Law firms in Pennsylvania outpaced most other regions in demand growth in 2017, as the whole industry fed off a stronger fourth quarter to finish ahead of the previous year, a recent report from Citi Private Bank said.
Pennsylvania law firms surveyed saw revenue increase by 6.4 percent in 2017, which was better than the industrywide average of 4.5 percent, according to Brad Winton, a private banker and senior vice president in Citi Private Bank’s law firm group. But expense growth in Pennsylvania also outpaced the rest of the industry.
Demand was up 4.4 percent, which was the second highest increase among all regions surveyed, Winton said.
Industrywide, demand was up just 0.7 percent last year, the bank found. But even that was an improvement over the first nine months of 2016, when demand was down 0.2 percent. It’s also better than 2016, when demand grew just 0.1 percent industrywide.
The demand numbers for Pennsylvania showed continuation of a trend that was also reflected in Citi’s report for the first three quarters of 2017, which said that demand, rather than rate increases, was driving revenue growth at Pennsylvania firms. Pennsylvania showed rate increases of 2 percent in the fourth quarter, Winton said.
Pennsylvania firms outpaced all other regions in productivity, which was up 1.8 percent for the region. Nationally, productivity was down 0.2 percent industrywide, as lawyer demand growth of 1.7 percent lagged slightly behind head count growth of 1.9 percent.
Head count growth at Pennsylvania firms was up 3.3 percent, which was the second highest among all regions. That may not be surprising, in a year where several firms announced significant mergers or lateral group hires. But equity partner head count was actually down 1.3 percent.
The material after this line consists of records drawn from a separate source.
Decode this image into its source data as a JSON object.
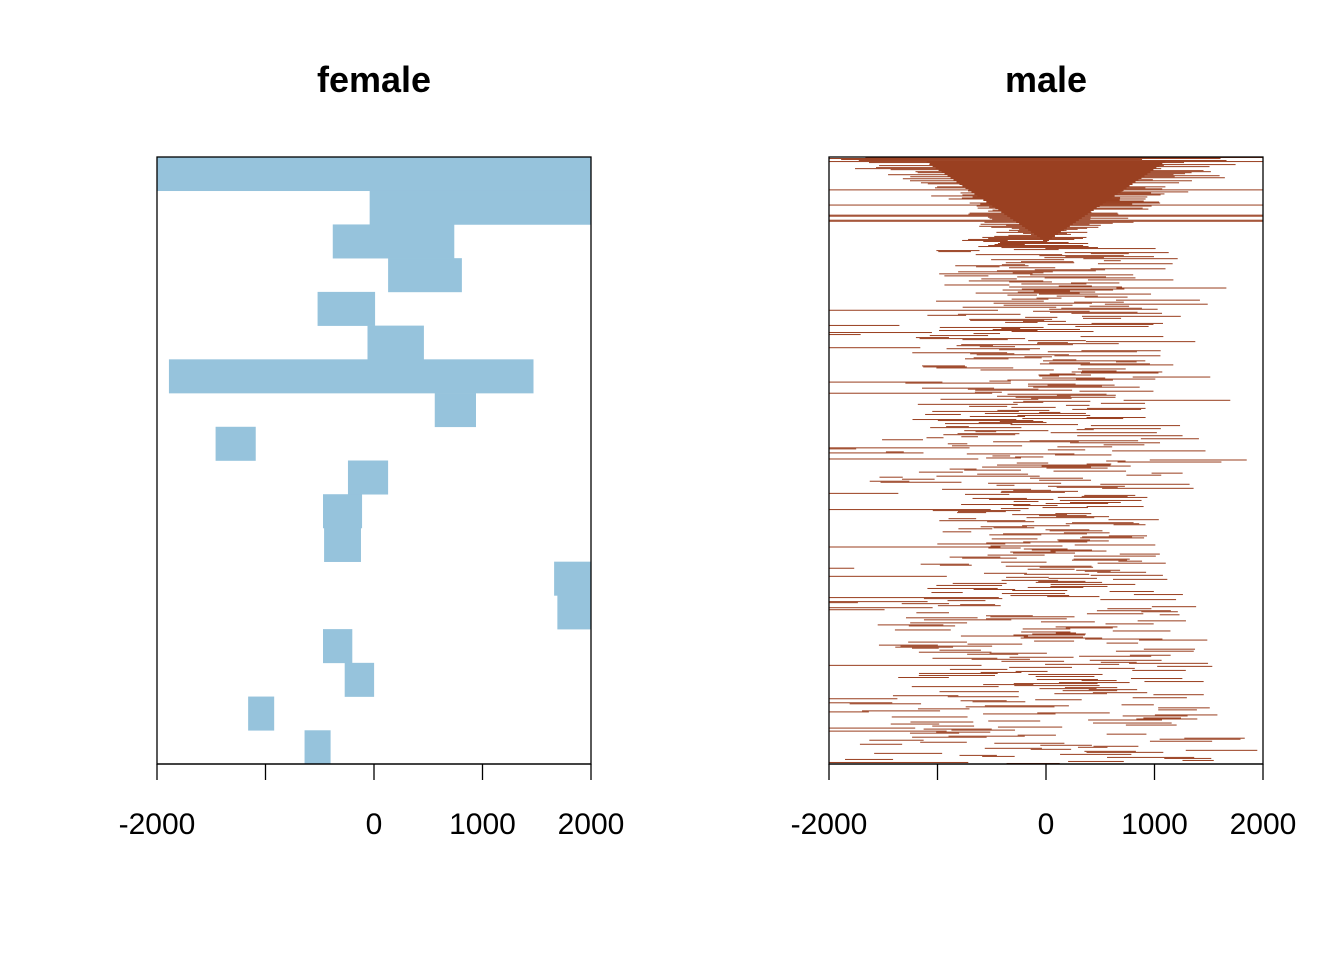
{
  "colors": {
    "female": "#96C3DC",
    "male": "#9A4021",
    "axis": "#000000",
    "background": "#FFFFFF"
  },
  "chart_data": [
    {
      "type": "bar",
      "title": "female",
      "xlabel": "",
      "ylabel": "",
      "xlim": [
        -2000,
        2000
      ],
      "x_ticks": [
        -2000,
        -1000,
        0,
        1000,
        2000
      ],
      "x_tick_labels": [
        "-2000",
        "",
        "0",
        "1000",
        "2000"
      ],
      "grid": false,
      "legend": "none",
      "row_count": 18,
      "segments": [
        {
          "row": 0,
          "start": -2000,
          "end": 2000
        },
        {
          "row": 1,
          "start": -40,
          "end": 2000
        },
        {
          "row": 2,
          "start": -380,
          "end": 740
        },
        {
          "row": 3,
          "start": 130,
          "end": 810
        },
        {
          "row": 4,
          "start": -520,
          "end": 10
        },
        {
          "row": 5,
          "start": -60,
          "end": 460
        },
        {
          "row": 6,
          "start": -1890,
          "end": 1470
        },
        {
          "row": 7,
          "start": 560,
          "end": 940
        },
        {
          "row": 8,
          "start": -1460,
          "end": -1090
        },
        {
          "row": 9,
          "start": -240,
          "end": 130
        },
        {
          "row": 10,
          "start": -470,
          "end": -110
        },
        {
          "row": 11,
          "start": -460,
          "end": -120
        },
        {
          "row": 12,
          "start": 1660,
          "end": 2000
        },
        {
          "row": 13,
          "start": 1690,
          "end": 2000
        },
        {
          "row": 14,
          "start": -470,
          "end": -200
        },
        {
          "row": 15,
          "start": -270,
          "end": 1
        },
        {
          "row": 16,
          "start": -1160,
          "end": -920
        },
        {
          "row": 17,
          "start": -640,
          "end": -400
        }
      ]
    },
    {
      "type": "bar",
      "title": "male",
      "xlabel": "",
      "ylabel": "",
      "xlim": [
        -2000,
        2000
      ],
      "x_ticks": [
        -2000,
        -1000,
        0,
        1000,
        2000
      ],
      "x_tick_labels": [
        "-2000",
        "",
        "0",
        "1000",
        "2000"
      ],
      "grid": false,
      "legend": "none",
      "row_count": 600,
      "segments_note": "many thin horizontal segments; dense near top, narrowing toward center then widening at bottom"
    }
  ]
}
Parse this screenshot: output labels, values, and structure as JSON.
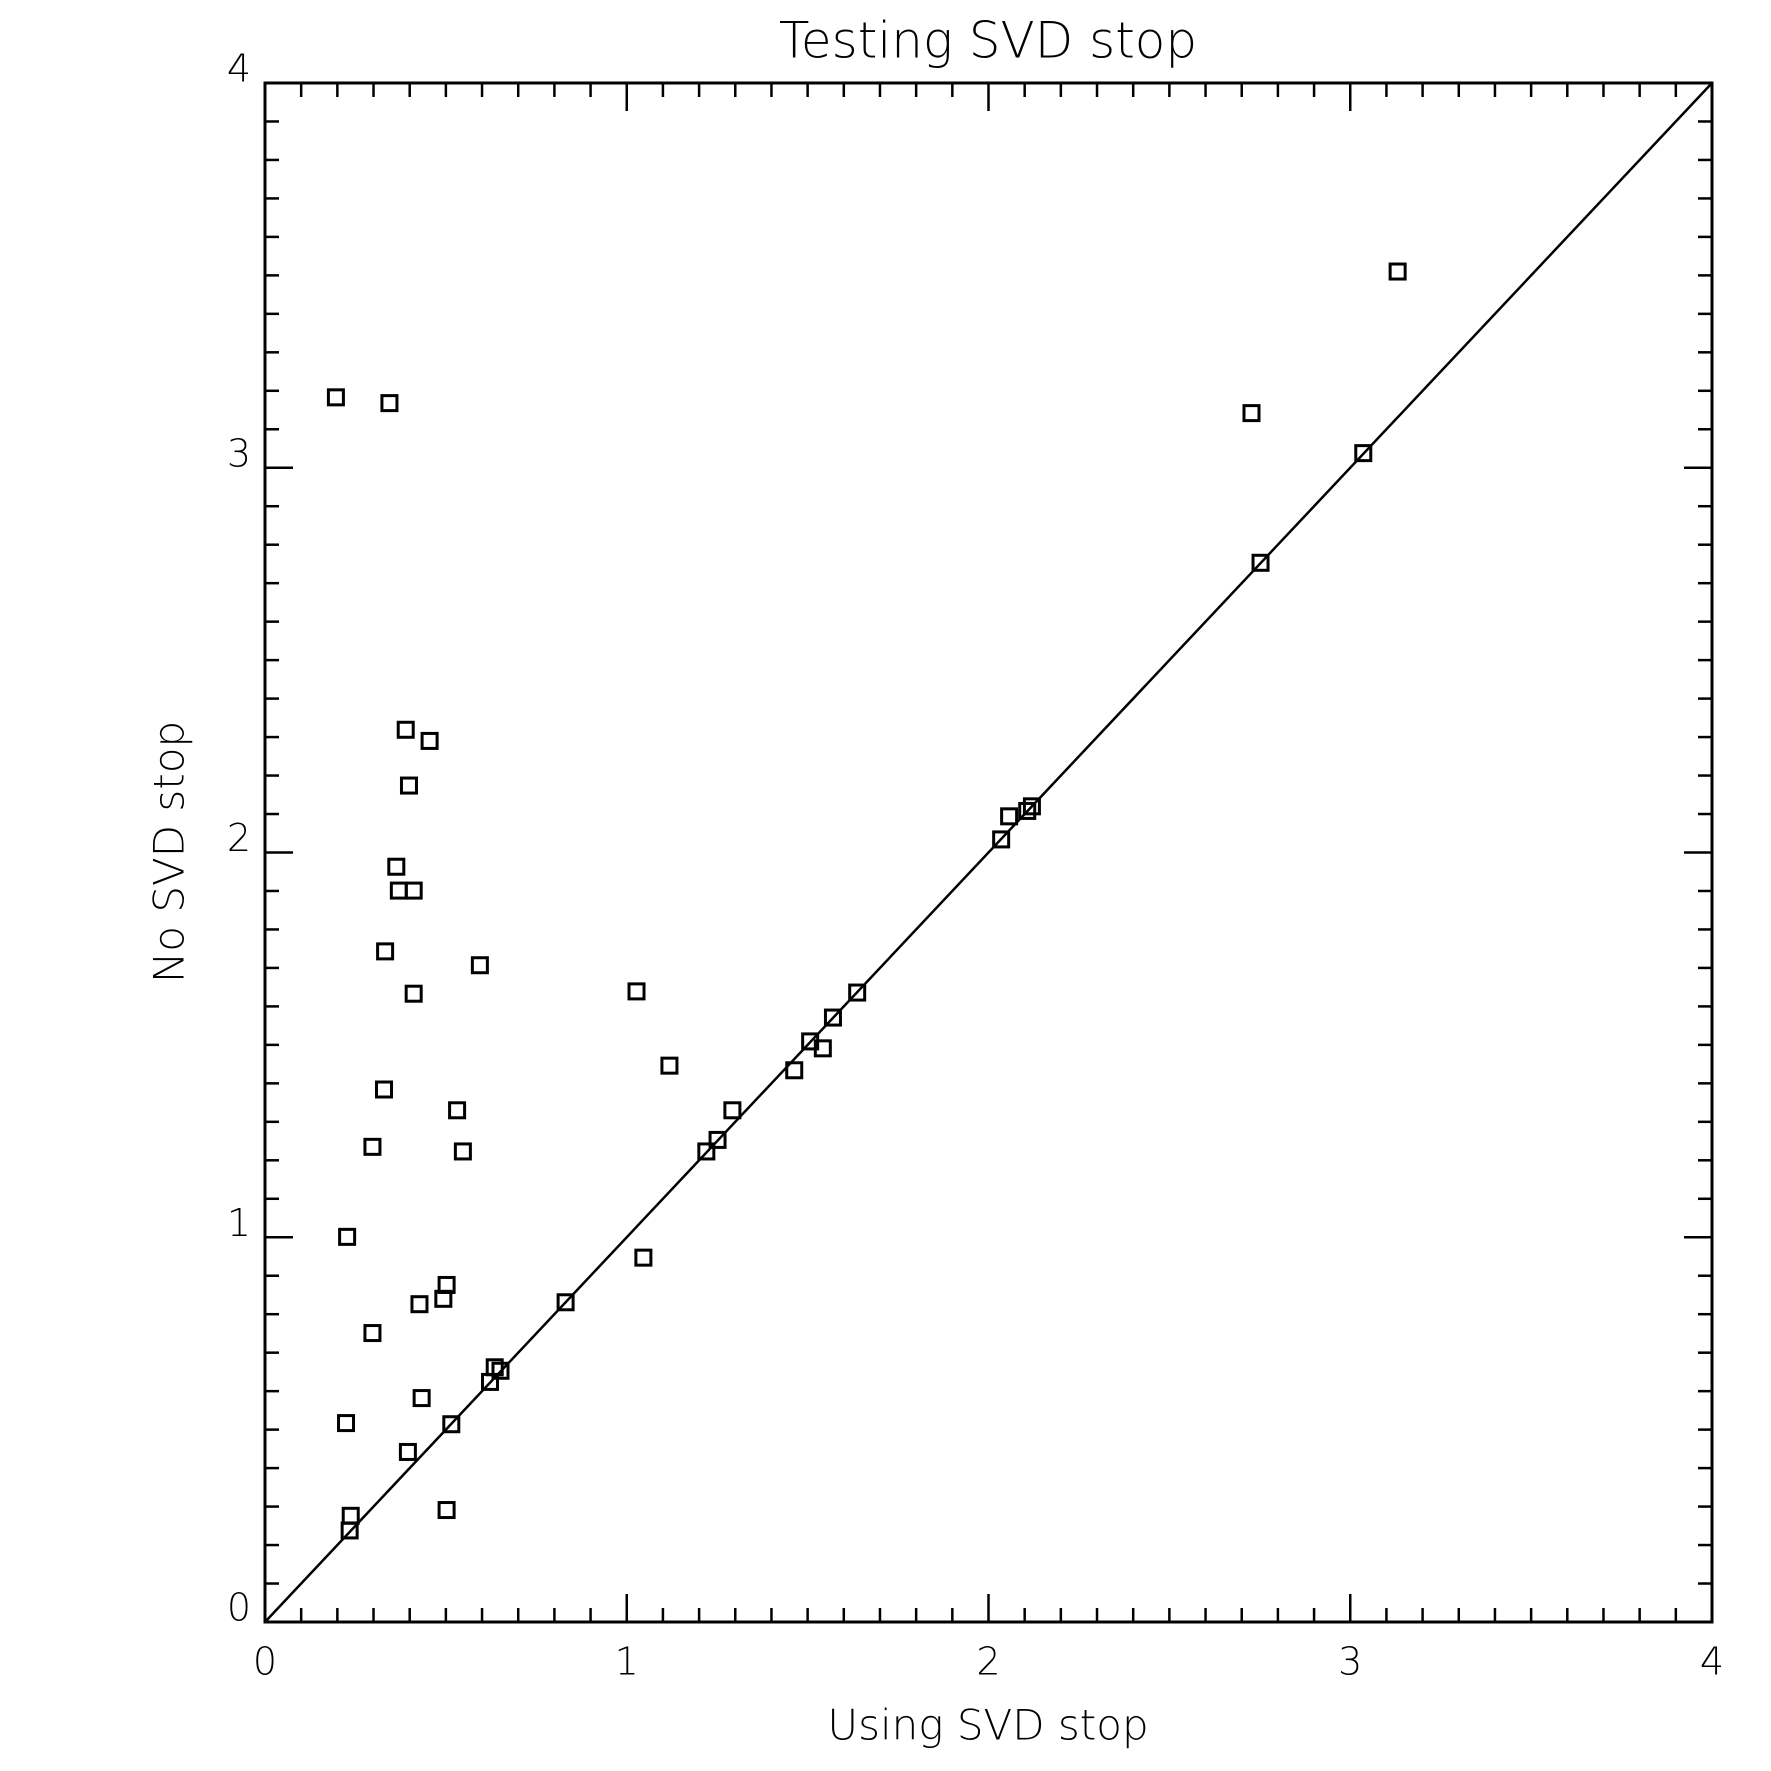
{
  "chart_data": {
    "type": "scatter",
    "title": "Testing SVD stop",
    "x_label": "Using SVD stop",
    "y_label": "No SVD stop",
    "xlim": [
      0,
      4
    ],
    "ylim": [
      0,
      4
    ],
    "xticks": [
      0,
      1,
      2,
      3,
      4
    ],
    "yticks": [
      0,
      1,
      2,
      3,
      4
    ],
    "color": "#000000",
    "diagonal": true,
    "x": [
      0.196,
      0.344,
      3.131,
      2.727,
      3.036,
      2.752,
      0.389,
      0.455,
      0.398,
      0.363,
      0.37,
      0.411,
      0.332,
      0.594,
      0.411,
      1.027,
      1.118,
      0.329,
      0.531,
      0.297,
      0.547,
      0.227,
      1.046,
      0.502,
      0.493,
      0.427,
      0.297,
      0.831,
      0.635,
      0.651,
      0.622,
      0.433,
      0.224,
      0.515,
      0.395,
      0.502,
      0.237,
      0.234,
      1.22,
      1.251,
      1.292,
      1.463,
      1.507,
      1.542,
      1.57,
      1.637,
      2.035,
      2.057,
      2.107,
      2.12
    ],
    "values": [
      3.183,
      3.168,
      3.51,
      3.142,
      3.038,
      2.753,
      2.319,
      2.29,
      2.174,
      1.963,
      1.901,
      1.901,
      1.743,
      1.707,
      1.633,
      1.639,
      1.446,
      1.384,
      1.33,
      1.235,
      1.223,
      1.001,
      0.947,
      0.876,
      0.84,
      0.826,
      0.751,
      0.831,
      0.662,
      0.653,
      0.624,
      0.582,
      0.517,
      0.514,
      0.442,
      0.291,
      0.276,
      0.238,
      1.223,
      1.253,
      1.33,
      1.434,
      1.509,
      1.491,
      1.571,
      1.636,
      2.034,
      2.094,
      2.108,
      2.12
    ]
  }
}
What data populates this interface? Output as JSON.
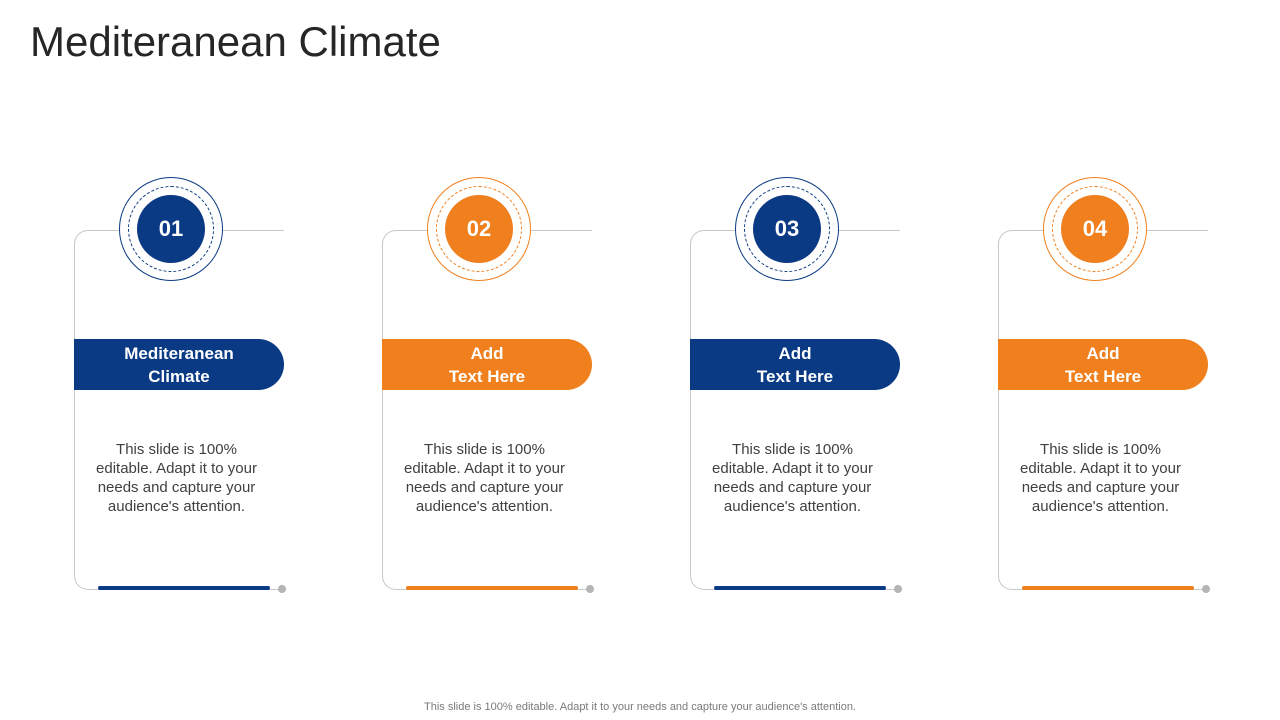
{
  "title": "Mediteranean Climate",
  "colors": {
    "navy": "#0b3a85",
    "orange": "#f07f1e"
  },
  "cards": [
    {
      "number": "01",
      "label": "Mediteranean\nClimate",
      "description": "This slide is 100% editable. Adapt it to your needs and capture your audience's attention.",
      "color": "#0b3a85"
    },
    {
      "number": "02",
      "label": "Add\nText Here",
      "description": "This slide is 100% editable. Adapt it to your needs and capture your audience's attention.",
      "color": "#f07f1e"
    },
    {
      "number": "03",
      "label": "Add\nText Here",
      "description": "This slide is 100% editable. Adapt it to your needs and capture your audience's attention.",
      "color": "#0b3a85"
    },
    {
      "number": "04",
      "label": "Add\nText Here",
      "description": "This slide is 100% editable. Adapt it to your needs and capture your audience's attention.",
      "color": "#f07f1e"
    }
  ],
  "footer": "This slide is 100% editable. Adapt it to your needs and capture your audience's attention."
}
Law firms in Pennsylvania saw expenses grow by 7.4 percent in 2017. Compensation expenses were up 8.5 percent, and operating expenses were up 6.6 percent.
Nationally, expense growth was up 4.5 percent for the year, compared to 3.4 percent in 2016. But, like in Pennsylvania, compensation expenses, up 6.5 percent, grew more than operating expenses, which increased by 3.1 percent.
According to John Wilmouth and Gretta Rusanow of Citi Private Bank, the expense changes reflected an increase in the head count of salaried lawyers and the impact of associate salary increases that began to take effect halfway through 2016.
Citi Private Bank’s results are based on a sample of 189 firms, including 81 Am Law 100 firms, 53 firms in the second hundred and 55 niche or boutique firms. According to Wilmouth and Rusanow, law firms in the top 50 of the Am Law 100 performed best in 2017, and they tied niche or boutique firms for the greatest demand growth, at 1.7 percent. Law firms in the second hundred of the Am Law 200, however, saw demand decline.
Global and international firms also performed best in terms of revenue and profitability growth, Citi found, with better results than the national and regional firms.